Transverse images of a tumor on original magnetic resonance (MR) image (T2-weighted MR image (T2WI)) and on eight frequency component-filtered images to which a three-dimensional (3D) Coiflet wavelet transform had been applied.

Figure 3
figure 3

Heat maps of radiomic features in primary and validation datasets.

Feature selection

Among the extracted radiomic features, some features would not correlate with the malignant glioma grading. Overfitted models for glioma grading would be constructed owing to these uncorrelated radiomic features. Therefore, radiomic features were selected using the WMW test and LASSO-LR38,39 to construct robust prediction models of the glioma grades. The two-tail WMW test was performed for all extracted radiomic features to obtain significant radiomic features (P < 0.001) for grading gliomas. Then, the significant radiomic features were utilize to select features using the LASSO-LR. A scikit-learn (ver. 0.19), open ML library for Python40 was used for the LASSO-based feature selection. The LASSO-LR can construct a classification model with sparse explanatory variables by solving an L1-norm regularized objective function expressed as follows:

$$\hat{{\boldsymbol{\beta }}}={\rm{\arg }}\mathop{\min }\limits_{{\boldsymbol{\beta }}}\mathop{\sum }\limits_{i=1}^{n}[-{y}_{i}\,\mathrm{ln}(h({{\bf{x}}}_{i},{\boldsymbol{\beta }}))-(1-{y}_{i})\mathrm{ln}(1-h({{\bf{x}}}_{i},{\boldsymbol{\beta }}))]+\lambda {\Vert {\boldsymbol{\beta }}\Vert }_{1},$$
(1)

where

$$h({{\bf{x}}}_{i},{\boldsymbol{\beta }})=\frac{1}{1+\exp (-{{\boldsymbol{\beta }}}^{{\rm{T}}}{{\bf{x}}}_{i})},$$
(2)
$${{\bf{x}}}_{i}=({x}_{1,i},{x}_{2,i},\,\ldots \,,{x}_{p,i}),$$
(3)
$${\boldsymbol{\beta }}=({\beta }_{1},{\beta }_{2},\,\ldots ,\,{\beta }_{p}),$$
(4)

where \(\hat{{\boldsymbol{\beta }}}\) is an optimal coefficient vector, n is the number of patients, y is a label for the glioma grades, and λ is a hyper-parameter of the regularization. x, β, and p are explanatory vectors comprising the significant radiomic features, coefficient vector, and number of the significant radiomic features, respectively. The optimization problem was solved using a coordinate descent algorithm41. \(\hat{{\boldsymbol{\beta }}}\) would be a sparse vector owing to L1-norm regularization. The features with non-zero coefficients of the \(\hat{{\boldsymbol{\beta }}}\) were selected in this study. λ, the hyper-parameter determining the regularization effect in the optimization problem42, was tuned in this study by using a grid search technique. In the grid search, five-fold cross-validation (CV) was performed five times in the training set while changing the values of the hyper-parameter, and mean values for the area under receiver operating characteristic (ROC) curve (or simply the area under the curve (AUC)) for the five-times five-fold CV were calculated for each value of the hyper-parameter. The value of the hyper-parameter that maximized the mean AUC value for the five-times five-fold CV was used for the regularization Figure 4 shows the mean AUC values for the five-times five-fold CV for each value of the regularization hyper-parameter. The range of the hyper-parameter values was 10−6–102.

Figure 4
figure 4

Mean area under the curve (AUC) values for five-times five-fold cross-validation (CV) for each value of a regularization hyper-parameter. The dashed line depicts a hyper-parameter value, which maximizes the mean AUC value for five-times five-fold CV.

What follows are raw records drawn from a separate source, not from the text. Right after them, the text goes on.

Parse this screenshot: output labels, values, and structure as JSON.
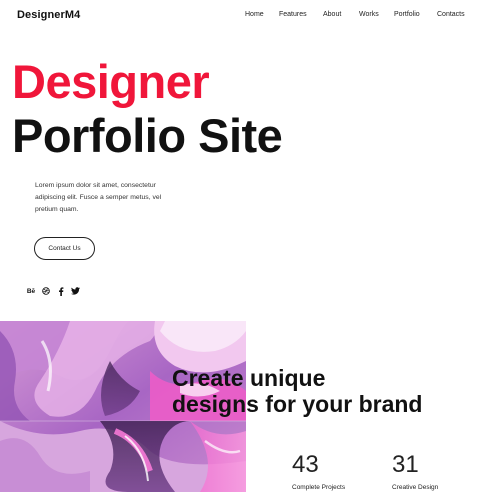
{
  "header": {
    "logo": "DesignerM4",
    "nav": [
      "Home",
      "Features",
      "About",
      "Works",
      "Portfolio",
      "Contacts"
    ]
  },
  "hero": {
    "title_line1": "Designer",
    "title_line2": "Porfolio Site",
    "description": "Lorem ipsum dolor sit amet, consectetur adipiscing elit. Fusce a semper metus, vel pretium quam.",
    "contact_button": "Contact Us",
    "socials": [
      {
        "name": "behance-icon",
        "glyph": "Bē"
      },
      {
        "name": "dribbble-icon",
        "glyph": "◎"
      },
      {
        "name": "facebook-icon",
        "glyph": "f"
      },
      {
        "name": "twitter-icon",
        "glyph": "🐦"
      }
    ]
  },
  "promo": {
    "tagline_line1": "Create unique",
    "tagline_line2": "designs for your brand"
  },
  "stats": [
    {
      "value": "43",
      "label": "Complete Projects"
    },
    {
      "value": "31",
      "label": "Creative Design"
    }
  ],
  "colors": {
    "accent": "#f0163a",
    "text": "#111111",
    "art_base": "#b977c4"
  }
}
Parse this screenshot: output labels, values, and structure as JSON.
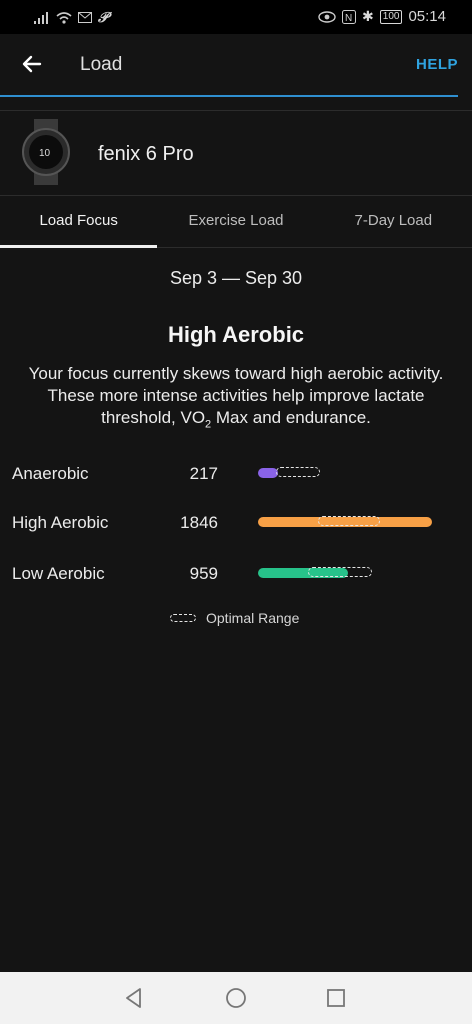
{
  "status_bar": {
    "time": "05:14",
    "battery": "100"
  },
  "app_bar": {
    "title": "Load",
    "help_label": "HELP"
  },
  "device": {
    "name": "fenix 6 Pro",
    "watch_face_text": "10"
  },
  "tabs": [
    {
      "label": "Load Focus",
      "active": true
    },
    {
      "label": "Exercise Load",
      "active": false
    },
    {
      "label": "7-Day Load",
      "active": false
    }
  ],
  "date_range": "Sep 3 — Sep 30",
  "focus": {
    "title": "High Aerobic",
    "desc_part1": "Your focus currently skews toward high aerobic activity. These more intense activities help improve lactate threshold, VO",
    "desc_sub": "2",
    "desc_part2": " Max and endurance."
  },
  "load_rows": [
    {
      "label": "Anaerobic",
      "value": "217",
      "color": "#8a63e8"
    },
    {
      "label": "High Aerobic",
      "value": "1846",
      "color": "#f7a046"
    },
    {
      "label": "Low Aerobic",
      "value": "959",
      "color": "#27c28a"
    }
  ],
  "legend_label": "Optimal Range"
}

Construction of prediction models for glioma grades using machine learning algorithms

The scikit-learn was also used in this procedure. The LR, SVM43, SNN44, RF45, and NB46 were used to construct the prediction models for the malignant glioma grades using the selected radiomic features. Some hyper-parameters of the LR, SVM, SNN, and RF were tuned by the same methodology as that used for feature selection. The ranges for tuning the hyper-parameters by using grid search are provided in Supplement 2. In the SVM, a radial basis function kernel was used to construct nonlinear models43. Almost all hyper-parameters of the SNN and RF were fixed default values provided by scikit-learn40. In the RF, number of trees was fixed to 1000. There was no parameter for tuning in the NB. The LOOCV was conducted to evaluate the performance of prediction models derived from the LR, SVM, SNN, RF, and NB in the primary dataset. Independent validation was also performed to investigate the versatility of the radiomic analysis with a few structural MRI sequences for predicting the malignant glioma grades using the primary and validation datasets. Specifically, the prediction models were constructed using the primary dataset with the selected radiomic features for all folds in the LOOCV; then, the prediction models were evaluated using the validation dataset with the selected radiomic features. Accuracies, sensitivities, specificities, and AUC values for all prediction models were calculated as evaluation indices. Grade III and IV gliomas were defined as negative and positive, respectively, for calculating the evaluation indices.

Results

The range and mode of the number of the significant radiomic features for grading malignant gliomas for the LOOCV were 593–717 and 638, respectively. The range and mode of the number of selected radiomic features for the LOOCV were 21–39 and 30, respectively. The mean percentage of number of selected radiomic features for the LOOCV was 0.53%. The mean ± SD of the value of the hyper-parameter of regularization for the LOOCV was 5.02 ± 0.76 (95% confidence interval (CI), 4.90–5.14). Table 2 lists the selected radiomic features for all folds in the LOOCV of the primary dataset. The number of selected radiomic features for all LOOCV folds in the CE-T1WIs and T2WIs were 5 (intensity: 1, GLRLM: 1, GLSZM: 2, NGLDM: 1), and 1 (intensity: 1), respectively.

Table 2 Selected radiomic features for all folds in a leave-one-out cross-validation (LOOCV) of the primary dataset.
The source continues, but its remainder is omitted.